Je me perds dans mes pensées. Je manque de me prendre les pieds dans un rail qui traverse la salle de long en large. Louis me retient et m’entraîne. C’est lui qui s’impatiente maintenant devant ma lenteur.
Il m’aide à prendre place sur le fauteuil, puis se met à manipuler tout un tas de câbles et de leviers en me tournant autour. Il fait un effort évident pour m’expliquer le plus simplement possible les choses, mais les mots restent flous. Je dois me concentrer de toutes mes forces pour ne pas abandonner.
- Je vais maintenant baisser ce casque et fixer les électrodes sur votre crâne..
Je sens des mains fraîches écarter à intervalles réguliers les quelques duvets de cheveux qui me restent. Les patchs en plastique se déposent un à un, comme une armée d’insectes volants trouvant un terrain d’atterrissage. Je me force à rester calme. Ma respiration s’est un peu emballée et les voyants de mon bracelet s’allument en cascade. Je dois faire attention à ne pas ameuter les surveillants. Alors je prends de longues inspirations profondes, comme nous l’apprend l’assistant sportif du cours des mercredis. Les clignotements s’espacent et s'apaisent.
Peu après, Louis cesse de s’agiter et me dit:
- Vous êtes prête Suzanne?
Je me rends compte que j’ai dû fermer les yeux pendant la préparation. Je peux aussi bien les garder ainsi, car les câbles et les moniteurs qui sont désormais reliés à ma personne m’impressionnent. Je hoche simplement la tête.
Louis semble comprendre. Délicatement, il écarte les doigts de ma main droite pour y placer un petit gobelet en plastique. Dans ma main gauche, il dépose une pilule familière.
- C’est à vous de jouer maintenant Suzanne. Vous n’avez plus qu’à avaler cette gélule. Elle est exactement comme celles qu’on vous sert chaque matin, celles qui contiennent les vitamines.
Je visualise bien la petite sphère élancée, jaune et sans goût. Je ne crains rien de ce côté et me redresse un peu dans le fauteuil.
- N’oubliez pas de bien vous concentrer, comme on l’a pratiqué. Choisissez un souvenir et pensez-y très fort. Plus vos idées seront claires, mieux la machine pourra fonctionner.
Je nous revois comploter toute la semaine sur le banc de la cour. Il m’a fallu un temps fou pour comprendre Louis et sa nouvelle invention. Pourquoi tient-il tant à la garder secrète? Je n'en ai aucune idée. Mais ce n’est pas cela qui m’intéresse. J’ai soigneusement fait mon choix. Ma mémoire a déterré un éclat de passé aussi simple que précieux.
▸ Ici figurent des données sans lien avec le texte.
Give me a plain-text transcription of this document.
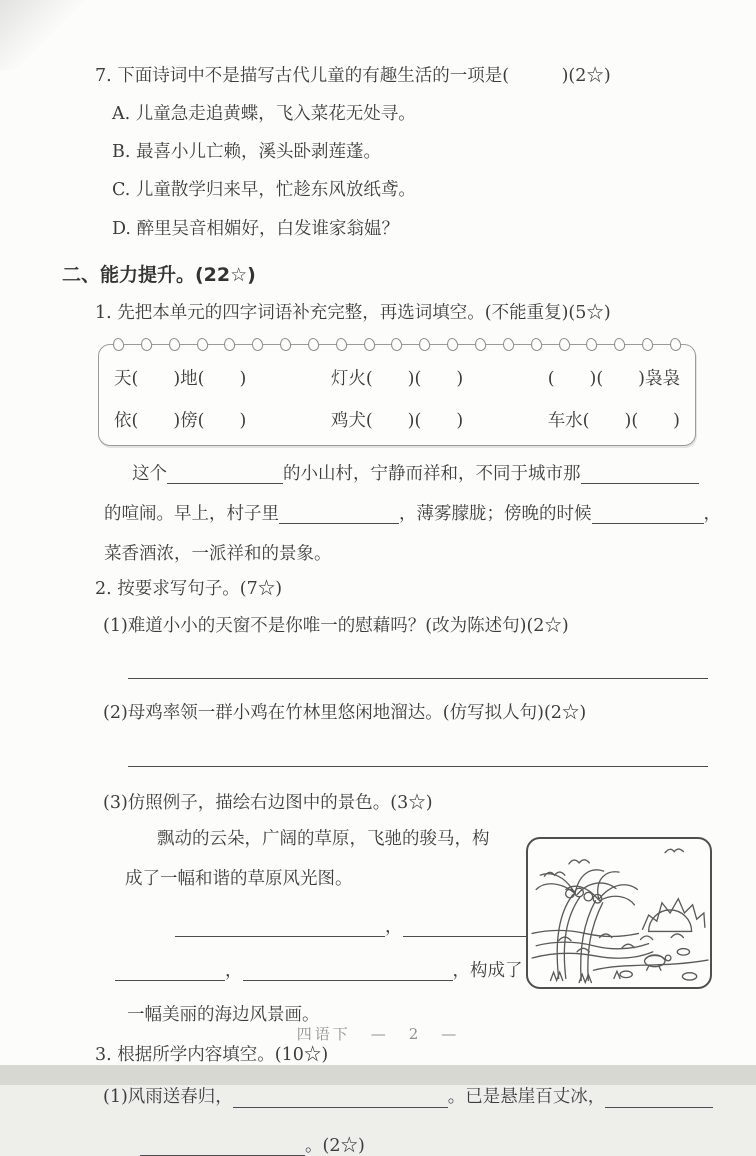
7. 下面诗词中不是描写古代儿童的有趣生活的一项是(　　　)(2☆)
A. 儿童急走追黄蝶，飞入菜花无处寻。
B. 最喜小儿亡赖，溪头卧剥莲蓬。
C. 儿童散学归来早，忙趁东风放纸鸢。
D. 醉里吴音相媚好，白发谁家翁媪？
二、能力提升。(22☆)
1. 先把本单元的四字词语补充完整，再选词填空。(不能重复)(5☆)
天(　　)地(　　)	灯火(　　)(　　)	(　　)(　　)袅袅
依(　　)傍(　　)	鸡犬(　　)(　　)	车水(　　)(　　)
这个	的小山村，宁静而祥和，不同于城市那
的喧闹。早上，村子里	，薄雾朦胧；傍晚的时候	，
菜香酒浓，一派祥和的景象。
2. 按要求写句子。(7☆)
(1)难道小小的天窗不是你唯一的慰藉吗？(改为陈述句)(2☆)
(2)母鸡率领一群小鸡在竹林里悠闲地溜达。(仿写拟人句)(2☆)
(3)仿照例子，描绘右边图中的景色。(3☆)
飘动的云朵，广阔的草原，飞驰的骏马，构
成了一幅和谐的草原风光图。
，
，	，构成了
一幅美丽的海边风景画。
3. 根据所学内容填空。(10☆)
(1)风雨送春归，	。已是悬崖百丈冰，
。(2☆)
四语下 — 2 —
Je plisse encore plus fort mes paupières. Je me rappelle, je force mon vieux cerveau troué à dépoussiérer tous les détails. Je prends le temps de retrouver les couleurs, les odeurs, les textures… Et quand je suis prête, j’avale la pilule d’un geste décidé, sans même l’aide du petit gobelet.
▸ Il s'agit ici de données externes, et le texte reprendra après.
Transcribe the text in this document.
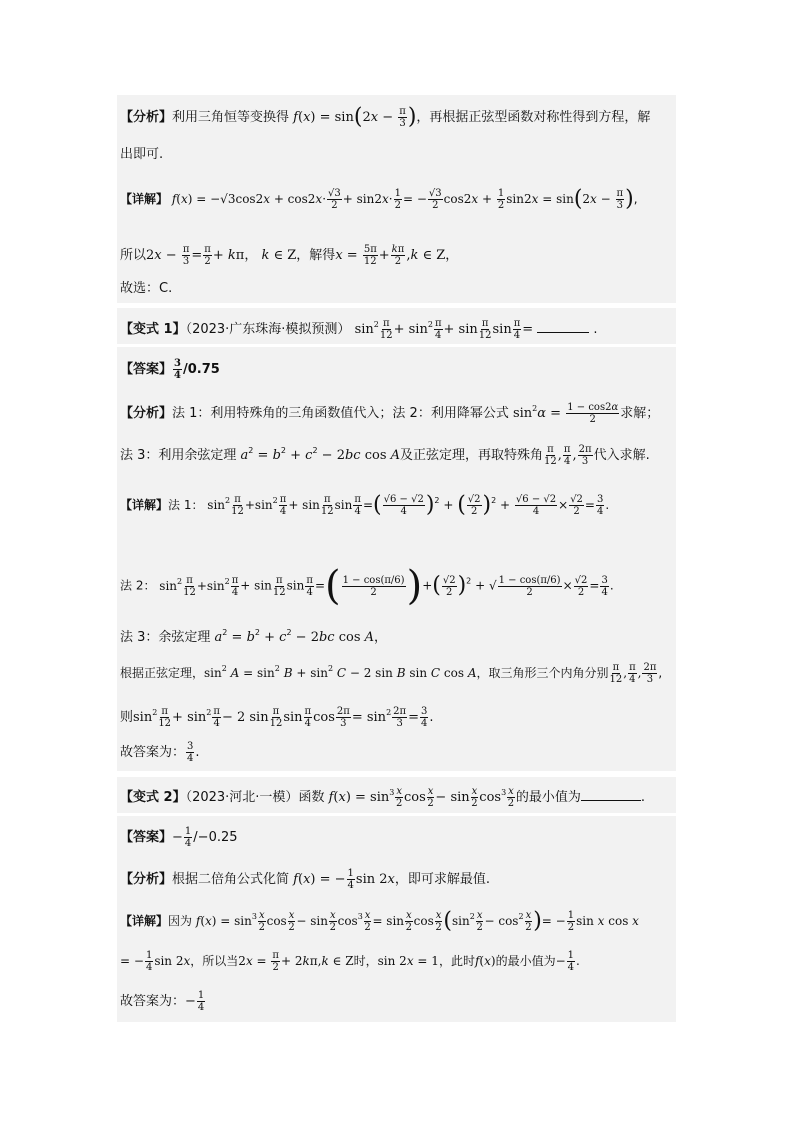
【分析】利用三角恒等变换得 $f(x) = \sin(2x - \frac{\pi}{3}$ )，再根据正弦型函数对称性得到方程，解
出即可.
【详解】 $f(x) = -√3\cos 2x + \cos 2x\cdot \frac{√3}{2} + \sin 2x\cdot \frac{1}{2}$ = − $\frac{√3}{2} \cos 2x + \frac{1}{2} \sin 2x = \sin(2x - \frac{\pi}{3}$ ),
所以$2x - \frac{\pi}{3} = \frac{\pi}{2} + k\pi$， k ∈ Z，解得$x = \frac{5\pi}{12} + \frac{k\pi}{2} ,k$ ∈ Z，
故选：C.
【变式 1】（2023·广东珠海·模拟预测） $\sin^2 \frac{\pi}{12} + \sin^2 \frac{\pi}{4} + \sin \frac{\pi}{12}$ $\sin \frac{\pi}{4}$ =	.
【答案】 $\frac{3}{4} /0.75$
【分析】法 1：利用特殊角的三角函数值代入；法 2：利用降幂公式 $\sin^2\alpha = \frac{1 - \cos 2\alpha}{2}$ 求解；
法 3：利用余弦定理 $a^2 = b^2 + c^2 - 2bc$ cos A及正弦定理，再取特殊角 $\frac{\pi}{12}$ , $\frac{\pi}{4}$ , $\frac{2\pi}{3}$ 代入求解.
【详解】法 1： $\sin^2 \frac{\pi}{12} +\sin^2 \frac{\pi}{4} + \sin \frac{\pi}{12}$ $\sin \frac{\pi}{4}$ =( $\frac{√6 - √2}{4} )^2$ + ( $\frac{√2}{2} )^2 + \frac{√6 - √2}{4} \times \frac{√2}{2} = \frac{3}{4}$ .
法 2： $\sin^2 \frac{\pi}{12} +\sin^2 \frac{\pi}{4} + \sin \frac{\pi}{12}$ $\sin \frac{\pi}{4}$ =( $\frac{1 - \cos(\pi/6)}{2}$ )+( $\frac{√2}{2} )^2$ + √ $\frac{1 - \cos(\pi/6)}{2} \times \frac{√2}{2} = \frac{3}{4}$ .
法 3：余弦定理 $a^2 = b^2 + c^2 - 2bc$ cos A，
根据正弦定理，$\sin^2 A = \sin^2 B + \sin^2 C - 2$ sin B sin C cos A，取三角形三个内角分别 $\frac{\pi}{12}$ , $\frac{\pi}{4}$ , $\frac{2\pi}{3}$ ,
则$\sin^2 \frac{\pi}{12} + \sin^2 \frac{\pi}{4} - 2$ $\sin \frac{\pi}{12}$ $\sin \frac{\pi}{4}$ $\cos \frac{2\pi}{3} = \sin^2 \frac{2\pi}{3} = \frac{3}{4}$ .
故答案为： $\frac{3}{4}$ .
【变式 2】（2023·河北·一模）函数 $f(x) = \sin^3 \frac{x}{2}$ $\cos \frac{x}{2} - \sin \frac{x}{2} \cos^3 \frac{x}{2}$ 的最小值为	.
【答案】− $\frac{1}{4} /-0.25$
【分析】根据二倍角公式化简 f(x) = − $\frac{1}{4}$ sin 2x，即可求解最值.
【详解】因为 $f(x) = \sin^3 \frac{x}{2}$ $\cos \frac{x}{2} - \sin \frac{x}{2} \cos^3 \frac{x}{2} = \sin \frac{x}{2}$ $\cos \frac{x}{2} (\sin^2 \frac{x}{2} - \cos^2 \frac{x}{2}$ )= − $\frac{1}{2}$ sin x cos x
= − $\frac{1}{4}$ sin 2x，所以当$2x = \frac{\pi}{2} + 2k\pi,k$ ∈ Z时，sin 2x = 1，此时f(x)的最小值为− $\frac{1}{4}$ .
故答案为：− $\frac{1}{4}$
Le casque méduse s’illumine comme un sapin de Noël. Des impulsions sont envoyées directement à mon cerveau, amplifiées, dirigées, précises.
Et sur le bout de ma langue, naît ce picotement tant aimé que j’avais cru perdu. Les arômes qui s’arrondissent dans la caverne de mon palais viennent chatouiller mes narines. Un nectar que je jurerais réel coule dans ma gorge et me chauffe l’estomac. Un verre de chasselas frais marque le début de mon voyage.
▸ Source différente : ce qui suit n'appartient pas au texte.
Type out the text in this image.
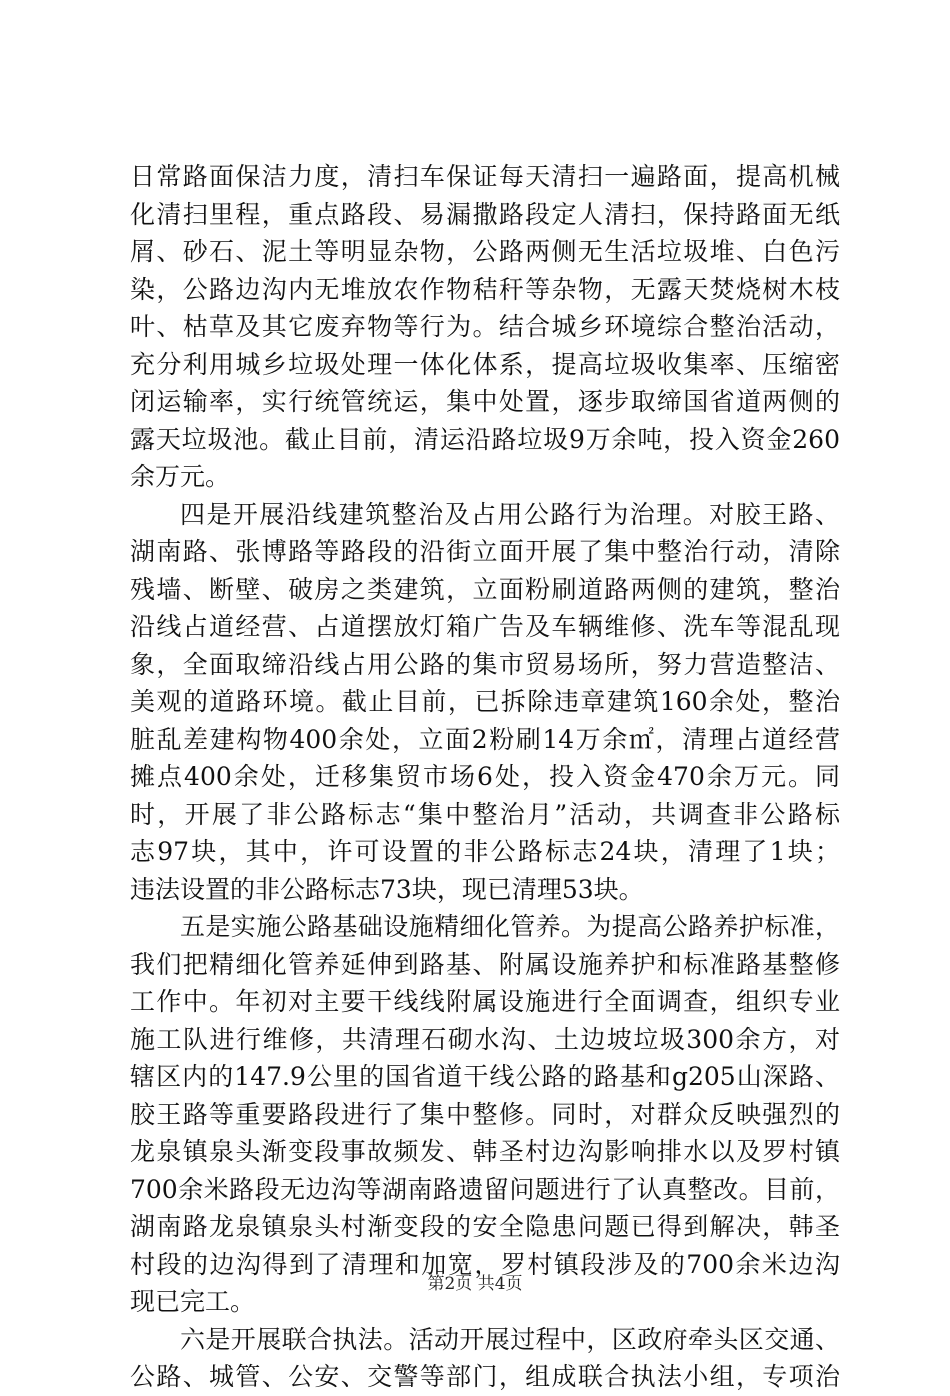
日常路面保洁力度，清扫车保证每天清扫一遍路面，提高机械
化清扫里程，重点路段、易漏撒路段定人清扫，保持路面无纸
屑、砂石、泥土等明显杂物，公路两侧无生活垃圾堆、白色污
染，公路边沟内无堆放农作物秸秆等杂物，无露天焚烧树木枝
叶、枯草及其它废弃物等行为。结合城乡环境综合整治活动，
充分利用城乡垃圾处理一体化体系，提高垃圾收集率、压缩密
闭运输率，实行统管统运，集中处置，逐步取缔国省道两侧的
露天垃圾池。截止目前，清运沿路垃圾9万余吨，投入资金260
余万元。
四是开展沿线建筑整治及占用公路行为治理。对胶王路、
湖南路、张博路等路段的沿街立面开展了集中整治行动，清除
残墙、断壁、破房之类建筑，立面粉刷道路两侧的建筑，整治
沿线占道经营、占道摆放灯箱广告及车辆维修、洗车等混乱现
象，全面取缔沿线占用公路的集市贸易场所，努力营造整洁、
美观的道路环境。截止目前，已拆除违章建筑160余处，整治
脏乱差建构物400余处，立面2粉刷14万余㎡，清理占道经营
摊点400余处，迁移集贸市场6处，投入资金470余万元。同
时，开展了非公路标志“集中整治月”活动，共调查非公路标
志97块，其中，许可设置的非公路标志24块，清理了1块；
违法设置的非公路标志73块，现已清理53块。
五是实施公路基础设施精细化管养。为提高公路养护标准，
我们把精细化管养延伸到路基、附属设施养护和标准路基整修
工作中。年初对主要干线线附属设施进行全面调查，组织专业
施工队进行维修，共清理石砌水沟、土边坡垃圾300余方，对
辖区内的147.9公里的国省道干线公路的路基和g205山深路、
胶王路等重要路段进行了集中整修。同时，对群众反映强烈的
龙泉镇泉头渐变段事故频发、韩圣村边沟影响排水以及罗村镇
700余米路段无边沟等湖南路遗留问题进行了认真整改。目前，
湖南路龙泉镇泉头村渐变段的安全隐患问题已得到解决，韩圣
村段的边沟得到了清理和加宽，罗村镇段涉及的700余米边沟
现已完工。
六是开展联合执法。活动开展过程中，区政府牵头区交通、
公路、城管、公安、交警等部门，组成联合执法小组，专项治
第2页 共4页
Pétillant et malicieux, il me ramène au milieu des coteaux ensoleillés qui surplombent un lac d’un bleu envoûtant. Je me rappelle de la table en vieux bois sous la tonnelle. Les verres qui étincellent et les plats qui n’attendent plus que les convives. Aujourd’hui, c’est moi qui prend place sur le banc poli par les ans.
Une nouvelle impulsion électrique donne vie à une seconde gorgée du divin breuvage qui fait chavirer mes synapses. Je la savoure pendant que Louis et sa machine s’activent pour me faire revivre un festin de reine.